Jim ist zehn Jahre alt und lebt bei Onkel Hans-Gert und Tante Larissa, da seine Eltern für den Geheimdienst tätig und ständig unterwegs sind. Eigentlich kennt Jim sie gar nicht. Und eigentlich ist das auch egal, denn Onkel und Tante sind längst so etwas wie Ersatzeltern für ihn geworden. Das Leben bei ihnen ist in Ordnung – das einzig Störende ist vielleicht Hans-Gerts Versessenheit darauf, aus Jims fotografischem Gedächtnis Kapital zu schlagen. Jim muss ein mehrbändiges Lexikon auswendig lernen, der Onkel stellt bei den Mahlzeiten Kontrollfragen und Ziel ist die Teilnahme an der Fernsehquizsendung ›Superwisser‹, wo es für die richtige Beantwortung von 14 Fragen eine Million zu gewinnen gibt. So füttert sich Jim mit Lexikonwissen, das er pausenlos von sich gibt – nicht unbedingt die geschickteste Art sich bei den Mitschülern beliebt zu machen. – Und genau auf Band 3 des Lexikons entdeckt Jim kurz vor Mitternacht den Galimat. Und dann lernen sich die beiden erst mal ein bisschen gegenseitig kennen.

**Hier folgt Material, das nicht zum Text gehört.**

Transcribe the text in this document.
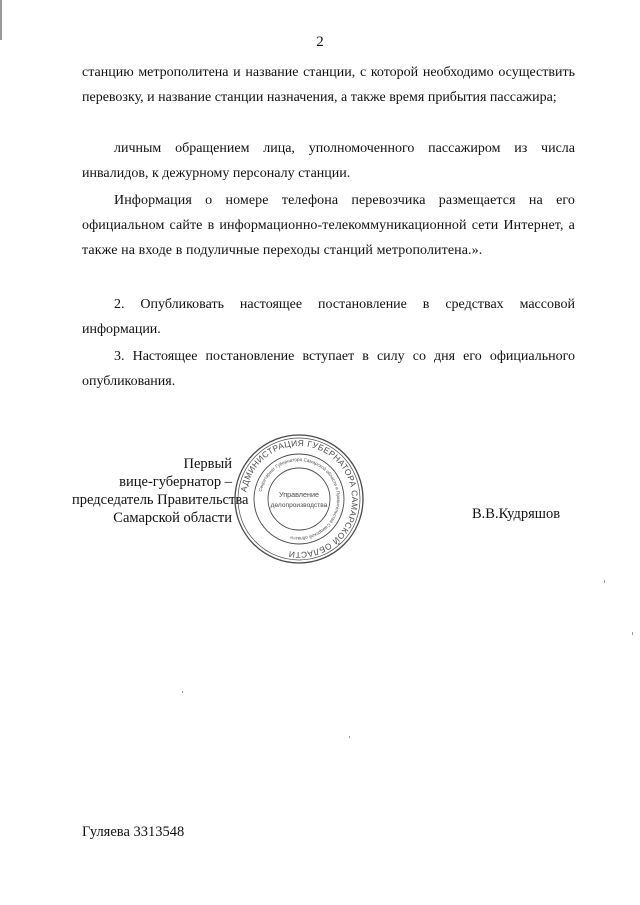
2

станцию метрополитена и название станции, с которой необходимо осуществить перевозку, и название станции назначения, а также время прибытия пассажира;

личным обращением лица, уполномоченного пассажиром из числа инвалидов, к дежурному персоналу станции.

Информация о номере телефона перевозчика размещается на его официальном сайте в информационно-телекоммуникационной сети Интернет, а также на входе в подуличные переходы станций метрополитена.».

2. Опубликовать настоящее постановление в средствах массовой информации.

3. Настоящее постановление вступает в силу со дня его официального опубликования.

Первый
вице-губернатор –
председатель Правительства
Самарской области
АДМИНИСТРАЦИЯ ГУБЕРНАТОРА САМАРСКОЙ ОБЛАСТИ
Секретариат Губернатора Самарской области и Правительства Самарской области
Управление
делопроизводства
В.В.Кудряшов
Гуляева 3313548
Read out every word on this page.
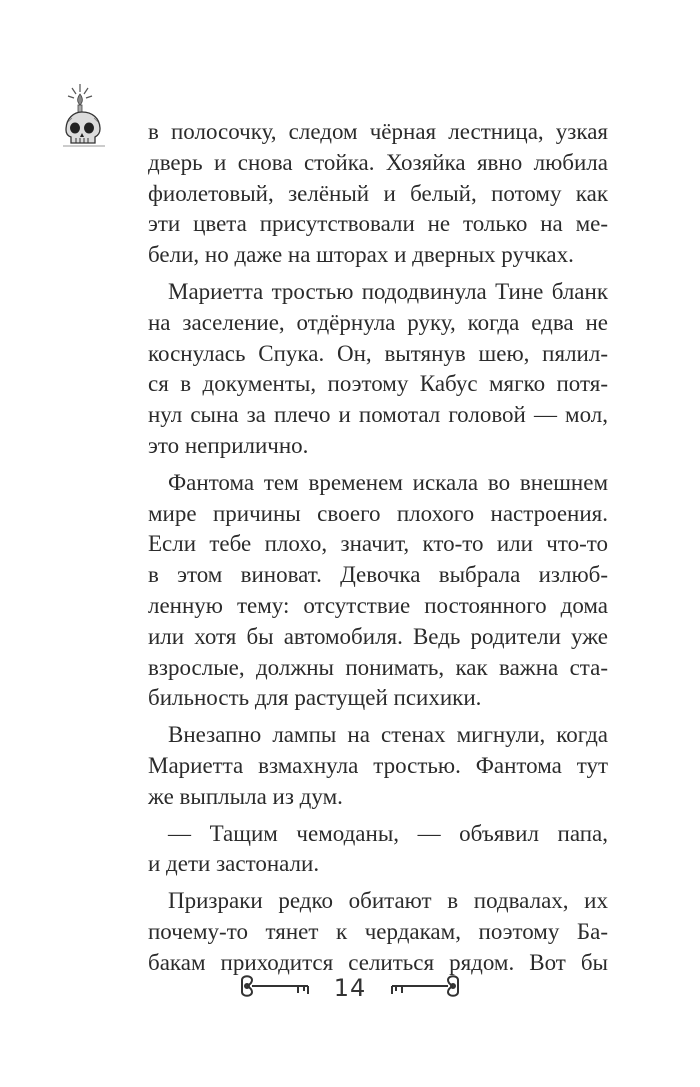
в полосочку, следом чёрная лестница, узкая
дверь и снова стойка. Хозяйка явно любила
фиолетовый, зелёный и белый, потому как
эти цвета присутствовали не только на ме-
бели, но даже на шторах и дверных ручках.
Мариетта тростью пододвинула Тине бланк
на заселение, отдёрнула руку, когда едва не
коснулась Спука. Он, вытянув шею, пялил-
ся в документы, поэтому Кабус мягко потя-
нул сына за плечо и помотал головой — мол,
это неприлично.
Фантома тем временем искала во внешнем
мире причины своего плохого настроения.
Если тебе плохо, значит, кто-то или что-то
в этом виноват. Девочка выбрала излюб-
ленную тему: отсутствие постоянного дома
или хотя бы автомобиля. Ведь родители уже
взрослые, должны понимать, как важна ста-
бильность для растущей психики.
Внезапно лампы на стенах мигнули, когда
Мариетта взмахнула тростью. Фантома тут
же выплыла из дум.
— Тащим чемоданы, — объявил папа,
и дети застонали.
Призраки редко обитают в подвалах, их
почему-то тянет к чердакам, поэтому Ба-
бакам приходится селиться рядом. Вот бы
14
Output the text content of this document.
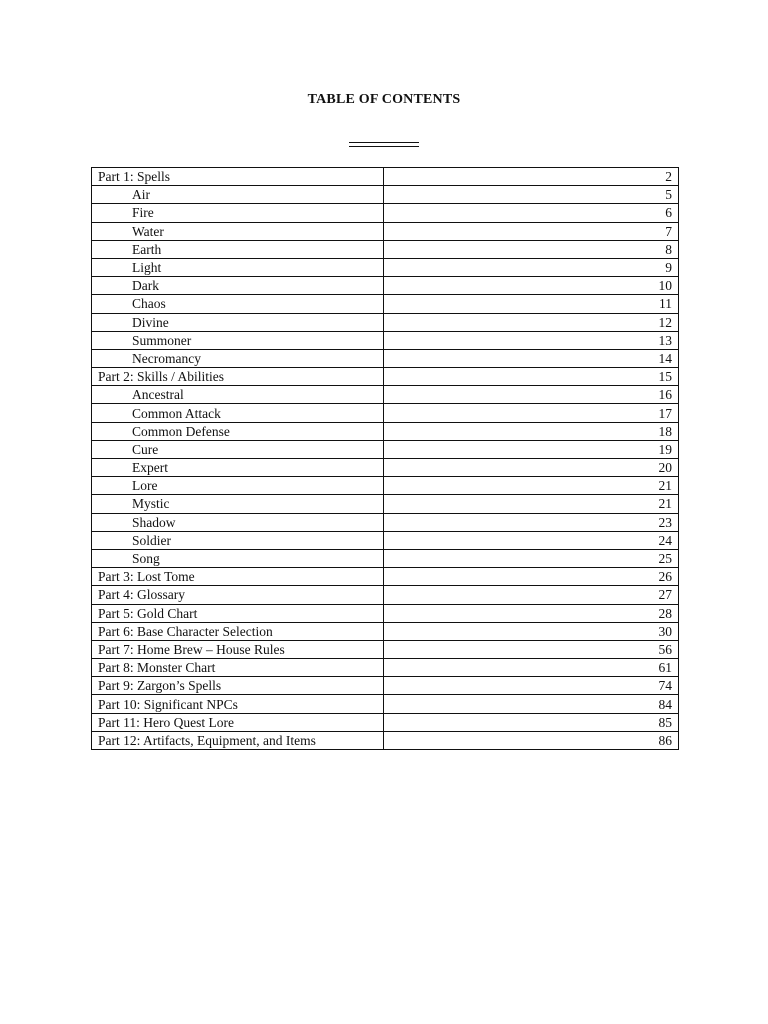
TABLE OF CONTENTS
Part 1: Spells	2
Air	5
Fire	6
Water	7
Earth	8
Light	9
Dark	10
Chaos	11
Divine	12
Summoner	13
Necromancy	14
Part 2: Skills / Abilities	15
Ancestral	16
Common Attack	17
Common Defense	18
Cure	19
Expert	20
Lore	21
Mystic	21
Shadow	23
Soldier	24
Song	25
Part 3: Lost Tome	26
Part 4: Glossary	27
Part 5: Gold Chart	28
Part 6: Base Character Selection	30
Part 7: Home Brew – House Rules	56
Part 8: Monster Chart	61
Part 9: Zargon’s Spells	74
Part 10: Significant NPCs	84
Part 11: Hero Quest Lore	85
Part 12: Artifacts, Equipment, and Items	86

Die Kunst des knapp fußballgroßen Kerlchens, dessen Kugelkörper gleichzeitig sein Gesicht ist, Gegenstände zu materialisieren, hilft nun Jims Wunsch, erwachsen zu sein, zunächst nicht weiter. Und ob »erwachsen sein« wirklich sein dringlichster Wunsch ist, ist auch so eine Frage. Es ist eher die Vorstellung, wie einfach das Leben sein muss, wenn man kein Kind mehr ist. Und es ist die Beseitigung von Barrieren, die Kinder unter 18 Jahren beispielsweise an der Teilnahme von Quizshows im Fernsehen hindern. Dass die beiden, Jim und der Galimat, doch einen Weg finden, dass Jim plötzlich erwachsen ist, ist die eine Sache. Dass Erwachsensein nicht alle Probleme lösen kann, ist die Erfahrung, die Jim in diesem neuen, ungewohnten Zustand machen muss. Und der Weg zurück scheint schwierig.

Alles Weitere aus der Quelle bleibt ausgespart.